Il tetto di paglia fu posto proprio nel 1739. la mancanza fu posto proprio nel 1739. la mancanza di fondi però costrinse ad attendere tempi migliori per rifinire l’opera così che soltanto nel 1748 fu possibile mettere in opera gli infissi e soltanto nel triennio 1759-61 furono terminati tutti i lavori. Nel 1763 fu costruita la primitiva sacrestia della chiesa che trovò posto in canonica nell’ultima sala adiacente la chiesa, ove ora è sistemato l’archivio. Negli anni 1848-51 colla spesa di L. 1.600 la canonica fu sopraelevata assumendo la forma attuale; inoltre il tetto fu rifatto in lose.

Nel 1887 il terremoto che colpì S. Giacomo danneggiò gravemente la canonica arrecando gravi lesioni ai muri perimetrali e sconnessione al tetto.

Nel 1889-1890 fu costruita l’attuale sacrestia e le camere sovrastanti che fanno parte di una nuova ala della canonica prospiciente la piazza; inizialmente essa era riservata ad alloggio del sacrestano; la spesa fu di L. 400. (????.Nota di Don Ilario Roatta )

Nel 1915 vengono rinnovati gli infissi della canonica, vengono rifatti molti pavimenti, viene portata l’acqua potabile e viene parzialmente rifatto il tetto che è poi completamente rifatto nel 1926.
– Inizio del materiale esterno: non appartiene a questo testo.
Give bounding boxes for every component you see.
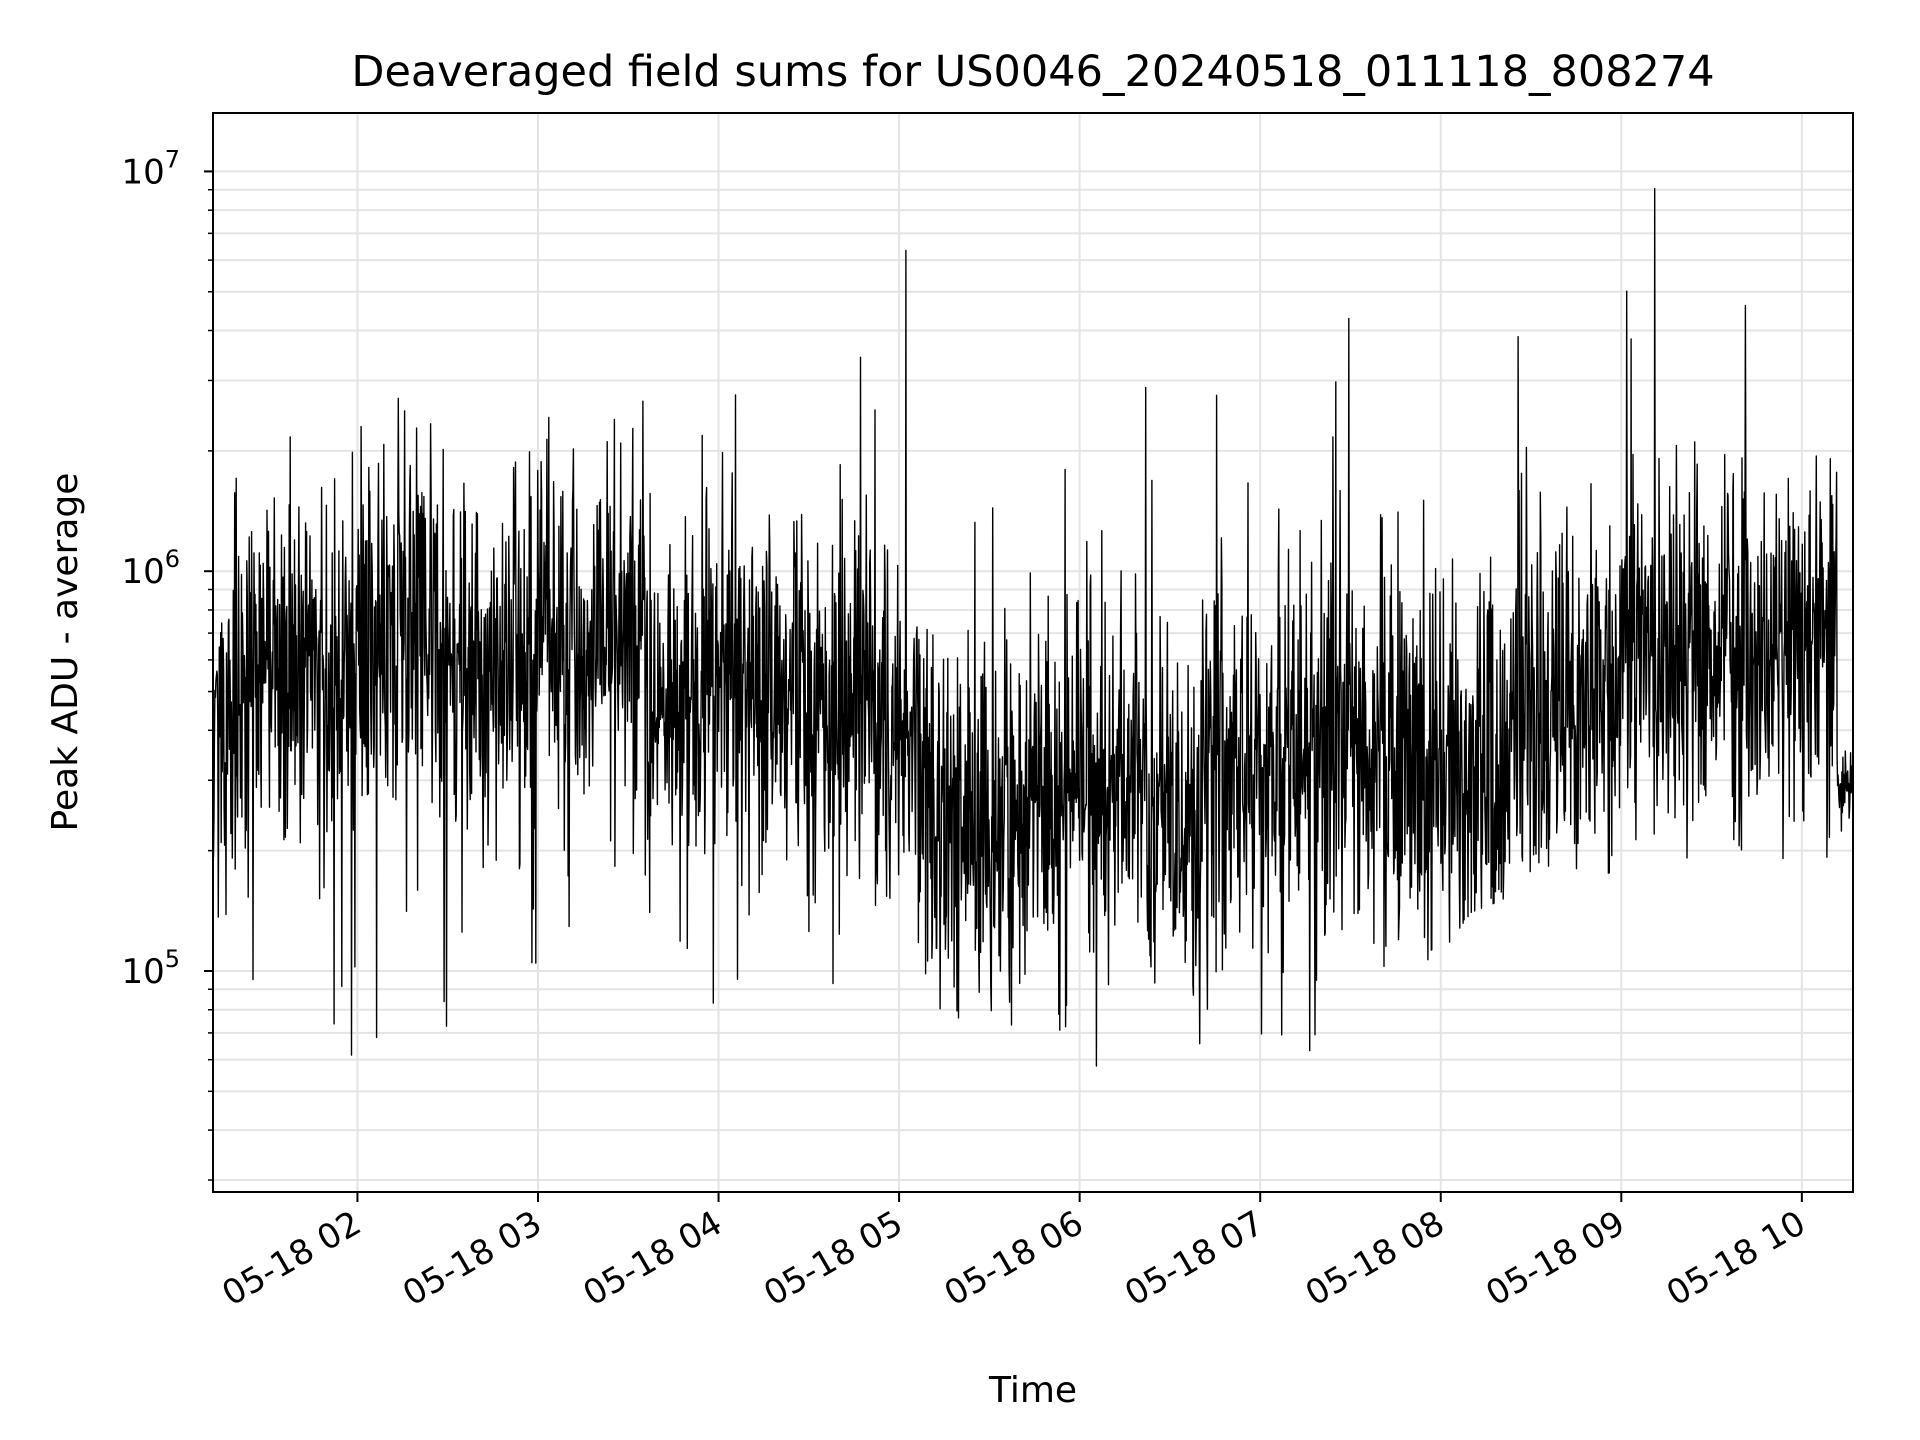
y-tick-label: 105 — [121, 945, 180, 992]
y-axis-label: Peak ADU - average — [45, 473, 86, 832]
series-line — [212, 188, 1854, 1067]
x-tick-label: 05-18 08 — [1299, 1203, 1451, 1314]
x-tick-label: 05-18 04 — [577, 1203, 729, 1314]
x-axis-label: Time — [988, 1370, 1077, 1411]
x-tick-label: 05-18 07 — [1118, 1203, 1270, 1314]
x-tick-label: 05-18 10 — [1660, 1203, 1812, 1314]
x-tick-label: 05-18 06 — [938, 1203, 1090, 1314]
y-tick-label: 106 — [121, 545, 180, 592]
y-axis: 105 106 107 — [121, 145, 213, 1181]
x-tick-label: 05-18 03 — [396, 1203, 548, 1314]
x-tick-label: 05-18 09 — [1479, 1203, 1631, 1314]
y-tick-label: 107 — [121, 145, 180, 192]
x-axis: 05-18 02 05-18 03 05-18 04 05-18 05 05-18 06… — [216, 1192, 1812, 1314]
x-tick-label: 05-18 02 — [216, 1203, 368, 1314]
chart-title: Deaveraged field sums for US0046_2024051… — [351, 47, 1714, 97]
x-tick-label: 05-18 05 — [757, 1203, 909, 1314]
plot-frame — [212, 112, 1854, 1193]
data-series — [212, 188, 1854, 1067]
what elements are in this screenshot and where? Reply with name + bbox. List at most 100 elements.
Nel giugno 1927 il geometra Edoardo Brunengo presenta un progetto per il totale rifacimento della canonica che però non viene attuato per mancanza di fondi: tale progetto è ancora conservato in archivio.

Nel 1928 viene costruito il primitivo cortile con muro di cinta. Nel 1934 la luce elettrica giunge in canonica.

Nel 1938 è presentato un nuovo progetto per il totale rifacimento della canonica ma anch’esso non è realizzato per mancanza di fondi; si preferisce fare importanti lavori di consolidamento dei muri perimetrali con gettate di calcestruzzo e sostituire la volte in muratura pericolanti con volte in cemento armato: viene inoltre costruita l’attuale terrazza portico, il cortile ed il muro perimetrale di esso. L’anno successivo la terrazza è coperta con l’attuale tettoia.

Negli anni 1940-43 è sistemato il piano terreno che assume la pianta attuale, sono aperte delle finestre, sono rifatti molti pavimenti; inoltre è sistemata la scala in modo da permettere la costruzione di servizi igienici al primo piano. Una alluvione nel 1948 danneggio gravemente il tetto della canonica che viene aggiustato nel 1950.

Nel 1956 la canonica riceve nuovi importanti lavori di rifacimento interni.

Nel 1965, all’entrata dell’attuale parroco, al canonica è dotata di un impianto di riscaldamento ed è quasi completamente rifatta internamente.